На выпускной бал мне идти снова не хотелось. И не потому, что я был убит Костряковым или всплывала какая-то аналогия с Васильком (к тому моменту след Василька истаял в инфантильной лазури, монстр её бесследно пропал, а мои клетки полностью обновились), а потому, что я не успел привязаться к ребятам, так как почти всё время пропадал в мастерской и не завязал ни одного крепкого знакомства. Институт воспринимался бумажкой, без которой ты букашка. Очень легко корочка выполнила предназначение, упав в мои руки, и более меня ничего не интересовало. Никакой сентиментальности за alma mater и желания посетить встречу выпускников: мы все по отдельности, господа, не добавляйте меня в группу «Любимый институт», для меня это слово — пустой звук. И не поите меня вашим элем.

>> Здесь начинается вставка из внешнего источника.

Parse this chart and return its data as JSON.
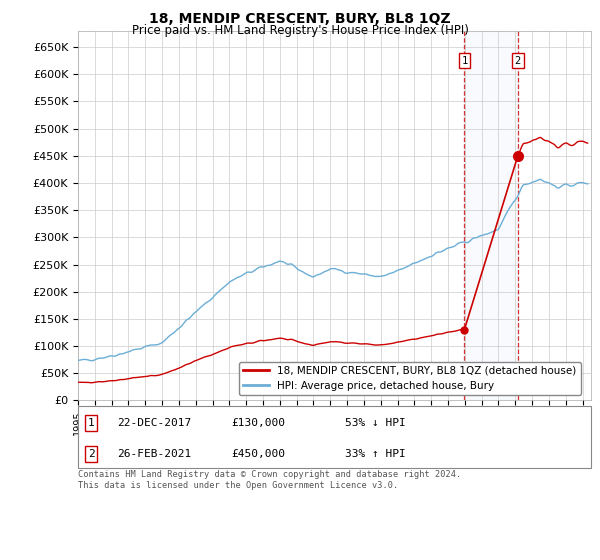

Окончание института я отпраздновал куда интереснее: неофит опаляется огнём Антас-байрам, седлает метеорную «кошку» Бабинэ, блистая шлемом Диоскура на главе. Понятно, мой ум был не настолько примитивен, чтоб в этот день я просто сидел за книгами, или писал картины, или весь вечер ел торт и домашние пельмени с мамой. Меня, как всегда, томила жажда акта и, когда сам сюжет жизненной повести подводил к таким местам — назовём их местами высокой сейсмической активности и инициации, — я буквально взрывался необходимостью действий. Переводя на русский язык: мы с Мареевым и Федей напились водки, заграбастали на вечер квадроцикл нашего знакомого Чеснока, на котором катались по лесу в армейских касках, вынесенных из гаража деда Синёва.

И хоть само действие являлось не более изобретательным, чем кружок со словом «значительное», всё же мы в нём сталкивались с одушевлённым микро— и макрокосмосом — с ночным лесом, который в темени обретает миллионы звучаний и щедро мешает свои блики. Подсвеченный одной фарой квадроцикла (во второй перегорела лампа), что создавало эффект живого тоннеля, лес находился в постоянных трансформациях. Вот ручей с буреломом под луной, как будто глянцевый, застывший. Вот ветви-стволы-ветви-стволы-ветви-стволы хлещут бурым крепким кнутом и врастают язычеством обратно в небеса, вот пятнистая непорочная рощица, похожая на уснувших божьих коровок, — берёзы. А вот ели, как стрекозы, зависают в воздухе, отпечатываются фотографиями в памяти и улетают, когда проносится с тарахтением квадрик.